Main altered genomic regions on MACL-1 and MGSO-3 cell lines, present on the 2 dye swap replicates, with a p-value <0.05.

Region	Event	Cytoband	Cell line
chr17:0-16531500	Loss	p13.3-p11.2	MACL-1
chr17:31891535-33317141	Loss	q12	MACL-1
chr17:33661605-36347121	Loss	q12	MACL-1 and MGSO-3
chr17:36548604-38591831	Loss	q12-q21.2	MACL-1 and MGSO-3
chr17:38784700-40869210	Loss	q21.2	MACL-1 and MGSO-3
chr17:42143048-57671531	Loss	q21.31-q23.1	MACL-1 and MGSO-3
chr17:57775091-63421974	Loss	q23.1-q24.1	MACL-1 and MGSO-3
chr17:63665720-75057558	Loss	q24.1-q25.2	MACL-1 and MGSO-3
chr17:75269931-78653589	Loss	q25.2-q25.3	MACL-1 and MGSO-3
chr19:32964337-47953667	Loss	q13.11-q13.32	MACL-1 and MGSO-3
chr19:48122394-60078783	Loss	q13.33-q13.43	MGSO-3
chr22:17274835-18691763	Loss	q11.1-q11.21	MACL-1 and MGSO-3
chr22:20247200-49565875	Loss	q11.21-q13.33	MACL-1 and MGSO-3

For chromosome 19 the affected regions were: 19q13.11-q13.32 in the MACL-1 and MGSO-3 cell lines and 19q13.33-q13.43 in the MGSO-3 cell line (Table III). Loss on 19q13.33–13.43 is a rare finding in human tumors, although it has been described in ovarian cancer cells and gliomas (31,32). The loss of heterozigosity on chromosomes in these types of tumor suggests the location of a tumor suppressor gene, but none has yet been found (31,33,34).

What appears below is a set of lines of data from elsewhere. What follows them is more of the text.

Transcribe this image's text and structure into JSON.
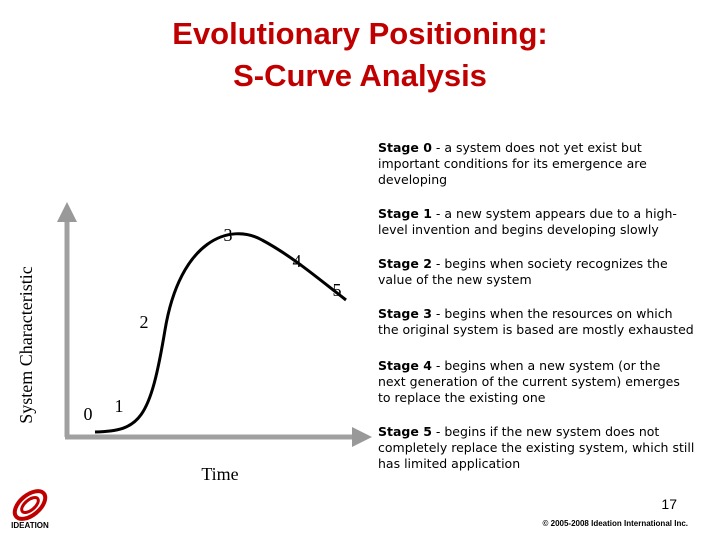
{
  "title": [
    "Evolutionary Positioning:",
    "S-Curve Analysis"
  ],
  "diagram": {
    "y_axis_label": "System Characteristic",
    "x_axis_label": "Time",
    "stage_markers": [
      "0",
      "1",
      "2",
      "3",
      "4",
      "5"
    ]
  },
  "stages": [
    {
      "label": "Stage 0",
      "lines": [
        "- a system does not yet exist but",
        "important conditions for its emergence are",
        "developing"
      ]
    },
    {
      "label": "Stage 1",
      "lines": [
        "- a new system appears due to a high-",
        "level invention and begins developing slowly"
      ]
    },
    {
      "label": "Stage 2",
      "lines": [
        "- begins when society recognizes the",
        "value of the new system"
      ]
    },
    {
      "label": "Stage 3",
      "lines": [
        "- begins when the resources on which",
        "the original system is based are mostly exhausted"
      ]
    },
    {
      "label": "Stage 4",
      "lines": [
        "- begins when a new system (or the",
        "next  generation of the current system) emerges",
        "to replace the existing one"
      ]
    },
    {
      "label": "Stage 5",
      "lines": [
        "- begins if the new system does not",
        "completely replace the existing system, which still",
        "has limited application"
      ]
    }
  ],
  "footer": {
    "page_number": "17",
    "copyright": "© 2005-2008 Ideation International Inc.",
    "logo_text": "IDEATION"
  }
}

Table III also shows alterations on chromosome 22: 22q11.1-q11.21 and 22q11.21-q13.33. Although our previously karyotyping data showed an apparent intact chromosome 22 (data not shown), Table III shows that chromosome 22 exhibited alterations, which are frequently observed in breast carcinomas (35–38). Previous studies have show frequent allelic loss in this region, but similar to 19q13, a tumor suppressor gene has yet to be confirmed (39). A gene described as important for this region is SMARCB1, also termed IN1. IN1 is considered a tumor suppressor gene and was originally identified in malignant rhabdoid tumors of infancy, and subsequently in medullary carcinomas, sarcomas, myoepithelial carcinomas and chondrosarcomas (40).

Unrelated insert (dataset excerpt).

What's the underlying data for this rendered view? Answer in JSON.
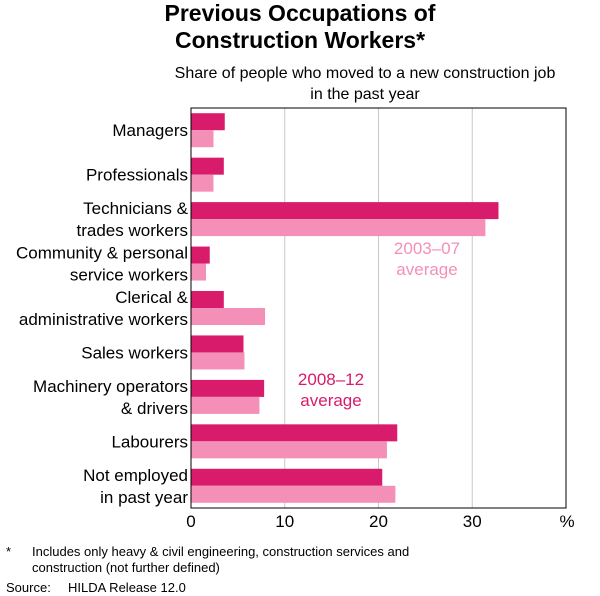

Overall the biological processes involved in MACL-1 and MGSO-3 CNAs showed alterations in genes that are engaged in several activities including gene transcription and regulation, cell cycle, signal transduction and metabolic processes. As expected there does not appear to be a concise bias toward a particular biological process.

In conclusion, MACL-1 and MGSO-3 cell lines changed their protein expression profile possibly due to a selection pressure for a more fitted phenotype on cell culture conditions. This phenotypic shift was conserved in tumor xenografts in immunodeficient mice. Despite carrying extensive chromosomal imbalances, these cells maintained a high proliferative ability. To the best of our knowledge, MACL-1 and MGSO-3 are the only Brazilian breast cancer cell lines that could be used for comparative studies with other known breast cancer cell lines.